Sea of Galilee, NASA image

You might take a little more care, however, in the photo’s description.  I don’t think anyone who has seen the area between January and June would call the region an “arid landscape.”  Nor would anyone consider a 4th-5th century synagogue one of the oldest in the world. 

Sea of Galilee southern end from west, tb041003225 Sea of Galilee from the west (source)

The description mentions Edward Robinson, and so interested in what he said about the place he identified as Capernaum, I opened the “Sea of Galilee, Capernaum” PowerPoint file on the new Northern Palestine CD, and read this:

Here are the remains of a place of considerable extent; covering a tract of at least half a mile in length along the shore, and about half that breadth inland.

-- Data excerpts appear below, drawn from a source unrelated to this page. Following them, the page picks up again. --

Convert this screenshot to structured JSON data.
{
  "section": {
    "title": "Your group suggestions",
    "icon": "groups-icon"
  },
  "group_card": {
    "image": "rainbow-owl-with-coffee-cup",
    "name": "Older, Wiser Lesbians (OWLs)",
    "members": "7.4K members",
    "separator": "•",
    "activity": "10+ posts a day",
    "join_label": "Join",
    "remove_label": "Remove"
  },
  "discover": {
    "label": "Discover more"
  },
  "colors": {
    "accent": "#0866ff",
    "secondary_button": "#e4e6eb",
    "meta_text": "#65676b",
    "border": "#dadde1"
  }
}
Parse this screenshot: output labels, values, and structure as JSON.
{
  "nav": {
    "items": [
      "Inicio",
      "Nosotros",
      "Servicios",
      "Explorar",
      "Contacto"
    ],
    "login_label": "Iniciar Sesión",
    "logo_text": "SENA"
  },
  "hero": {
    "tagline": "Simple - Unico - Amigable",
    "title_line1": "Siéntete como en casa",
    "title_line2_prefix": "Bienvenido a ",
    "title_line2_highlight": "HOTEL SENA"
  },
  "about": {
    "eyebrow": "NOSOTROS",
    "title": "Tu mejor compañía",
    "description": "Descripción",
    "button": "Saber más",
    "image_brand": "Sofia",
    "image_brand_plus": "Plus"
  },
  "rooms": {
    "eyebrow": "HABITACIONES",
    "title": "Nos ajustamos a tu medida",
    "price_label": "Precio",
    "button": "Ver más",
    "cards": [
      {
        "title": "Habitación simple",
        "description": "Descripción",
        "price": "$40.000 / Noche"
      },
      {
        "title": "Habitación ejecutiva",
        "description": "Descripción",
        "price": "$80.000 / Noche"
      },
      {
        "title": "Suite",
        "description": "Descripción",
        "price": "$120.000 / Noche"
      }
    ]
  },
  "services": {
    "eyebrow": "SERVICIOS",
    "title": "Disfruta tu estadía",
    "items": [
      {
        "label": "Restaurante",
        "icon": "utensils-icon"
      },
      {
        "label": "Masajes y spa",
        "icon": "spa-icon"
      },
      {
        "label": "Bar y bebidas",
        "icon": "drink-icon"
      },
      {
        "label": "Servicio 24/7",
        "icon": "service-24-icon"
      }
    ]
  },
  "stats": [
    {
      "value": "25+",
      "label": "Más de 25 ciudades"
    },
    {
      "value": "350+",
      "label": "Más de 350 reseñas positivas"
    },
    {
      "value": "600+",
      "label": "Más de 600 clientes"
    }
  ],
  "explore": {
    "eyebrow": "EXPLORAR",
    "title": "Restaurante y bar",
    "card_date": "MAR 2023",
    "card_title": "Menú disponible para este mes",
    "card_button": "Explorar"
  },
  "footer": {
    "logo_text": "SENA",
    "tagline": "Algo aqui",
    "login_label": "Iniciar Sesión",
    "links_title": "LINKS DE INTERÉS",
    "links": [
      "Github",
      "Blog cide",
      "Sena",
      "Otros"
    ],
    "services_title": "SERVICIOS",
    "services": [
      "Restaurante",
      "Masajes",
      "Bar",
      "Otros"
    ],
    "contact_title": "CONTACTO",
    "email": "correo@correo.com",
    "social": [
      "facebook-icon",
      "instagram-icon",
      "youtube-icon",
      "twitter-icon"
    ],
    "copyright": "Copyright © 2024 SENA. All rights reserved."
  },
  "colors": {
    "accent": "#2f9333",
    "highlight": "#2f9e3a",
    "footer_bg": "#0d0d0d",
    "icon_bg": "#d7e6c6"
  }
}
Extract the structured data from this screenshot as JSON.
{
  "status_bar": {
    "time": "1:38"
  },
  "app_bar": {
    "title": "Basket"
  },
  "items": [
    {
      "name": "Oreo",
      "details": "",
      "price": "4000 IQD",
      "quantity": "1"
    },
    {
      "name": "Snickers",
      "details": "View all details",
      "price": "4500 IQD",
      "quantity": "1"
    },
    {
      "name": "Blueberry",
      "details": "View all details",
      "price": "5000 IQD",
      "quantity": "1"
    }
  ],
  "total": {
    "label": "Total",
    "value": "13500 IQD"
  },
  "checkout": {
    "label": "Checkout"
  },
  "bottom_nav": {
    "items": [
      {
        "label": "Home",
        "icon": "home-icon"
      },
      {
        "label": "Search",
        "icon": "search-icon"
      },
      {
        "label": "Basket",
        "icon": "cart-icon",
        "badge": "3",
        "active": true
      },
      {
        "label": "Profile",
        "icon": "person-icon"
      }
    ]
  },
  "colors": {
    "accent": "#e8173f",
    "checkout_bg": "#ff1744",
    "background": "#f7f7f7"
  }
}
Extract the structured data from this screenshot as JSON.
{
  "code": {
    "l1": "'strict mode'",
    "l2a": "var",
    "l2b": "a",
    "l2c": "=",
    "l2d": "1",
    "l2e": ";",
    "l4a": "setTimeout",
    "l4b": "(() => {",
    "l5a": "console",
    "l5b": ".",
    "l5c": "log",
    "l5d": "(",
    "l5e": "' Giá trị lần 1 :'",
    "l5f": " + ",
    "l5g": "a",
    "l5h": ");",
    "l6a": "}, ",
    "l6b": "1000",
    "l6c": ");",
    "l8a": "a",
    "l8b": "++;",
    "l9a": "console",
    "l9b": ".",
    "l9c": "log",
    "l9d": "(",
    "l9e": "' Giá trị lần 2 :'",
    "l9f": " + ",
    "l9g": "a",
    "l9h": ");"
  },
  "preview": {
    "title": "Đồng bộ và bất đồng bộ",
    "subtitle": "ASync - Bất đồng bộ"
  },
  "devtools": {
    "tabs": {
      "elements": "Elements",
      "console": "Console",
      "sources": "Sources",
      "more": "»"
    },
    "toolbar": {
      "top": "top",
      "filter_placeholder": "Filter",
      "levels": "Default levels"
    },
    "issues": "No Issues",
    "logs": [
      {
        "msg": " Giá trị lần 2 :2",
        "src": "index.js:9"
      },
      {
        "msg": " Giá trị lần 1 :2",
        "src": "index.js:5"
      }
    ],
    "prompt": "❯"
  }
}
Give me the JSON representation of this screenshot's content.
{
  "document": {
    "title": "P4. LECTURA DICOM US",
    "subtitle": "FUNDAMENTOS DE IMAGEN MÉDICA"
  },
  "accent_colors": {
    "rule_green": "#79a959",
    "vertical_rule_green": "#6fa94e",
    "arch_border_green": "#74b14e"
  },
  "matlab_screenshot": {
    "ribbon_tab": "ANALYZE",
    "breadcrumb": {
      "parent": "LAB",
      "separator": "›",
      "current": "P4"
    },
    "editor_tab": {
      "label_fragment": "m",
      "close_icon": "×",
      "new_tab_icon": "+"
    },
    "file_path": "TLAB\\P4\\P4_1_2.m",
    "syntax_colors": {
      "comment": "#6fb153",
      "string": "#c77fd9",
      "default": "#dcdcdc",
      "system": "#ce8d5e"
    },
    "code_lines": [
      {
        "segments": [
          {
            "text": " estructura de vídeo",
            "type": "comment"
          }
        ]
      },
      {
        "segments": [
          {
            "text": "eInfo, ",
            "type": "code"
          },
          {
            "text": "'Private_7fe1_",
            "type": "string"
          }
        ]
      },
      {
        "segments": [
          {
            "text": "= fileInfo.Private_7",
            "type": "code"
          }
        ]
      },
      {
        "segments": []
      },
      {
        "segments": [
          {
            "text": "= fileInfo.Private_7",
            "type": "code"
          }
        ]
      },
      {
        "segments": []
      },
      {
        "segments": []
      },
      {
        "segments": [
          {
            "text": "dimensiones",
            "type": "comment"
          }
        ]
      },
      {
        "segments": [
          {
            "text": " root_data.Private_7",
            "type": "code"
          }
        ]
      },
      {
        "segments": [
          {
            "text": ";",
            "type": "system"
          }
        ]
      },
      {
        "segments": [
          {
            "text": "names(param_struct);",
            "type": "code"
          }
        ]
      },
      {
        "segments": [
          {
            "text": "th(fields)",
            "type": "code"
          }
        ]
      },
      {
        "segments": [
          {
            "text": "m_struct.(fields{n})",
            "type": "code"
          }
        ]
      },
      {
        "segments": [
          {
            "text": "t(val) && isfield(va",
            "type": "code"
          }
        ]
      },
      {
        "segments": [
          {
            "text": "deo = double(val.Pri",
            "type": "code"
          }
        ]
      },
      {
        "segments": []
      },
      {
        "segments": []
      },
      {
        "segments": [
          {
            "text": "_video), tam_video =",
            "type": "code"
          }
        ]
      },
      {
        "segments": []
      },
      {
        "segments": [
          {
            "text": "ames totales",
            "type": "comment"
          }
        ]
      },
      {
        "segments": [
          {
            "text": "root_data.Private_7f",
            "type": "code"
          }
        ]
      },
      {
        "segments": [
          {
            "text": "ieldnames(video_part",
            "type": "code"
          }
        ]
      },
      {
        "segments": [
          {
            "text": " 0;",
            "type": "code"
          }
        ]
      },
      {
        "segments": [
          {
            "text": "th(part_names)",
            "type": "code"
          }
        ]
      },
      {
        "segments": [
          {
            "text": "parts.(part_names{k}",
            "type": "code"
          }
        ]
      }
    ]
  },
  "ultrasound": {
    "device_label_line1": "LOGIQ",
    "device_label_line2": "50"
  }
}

They consist chiefly of the foundations and fallen walls of dwellings and other buildings, all of unhewn stones, except two ruins. One of these is a small structure near the shore, the only one now standing; on a nearer approach, it is seen to have been laid up in later times, with the hewn stones, columns, and pilasters of former buildings. Not far off are the prostrate ruins of an edifice, which, for expense of labour and ornament, surpasses any thing we had yet seen in Palestine (1841: 3: 298; emphasis added).

If you’ve visited Capernaum and seen the beautiful ornamentation, you know what Robinson was talking about.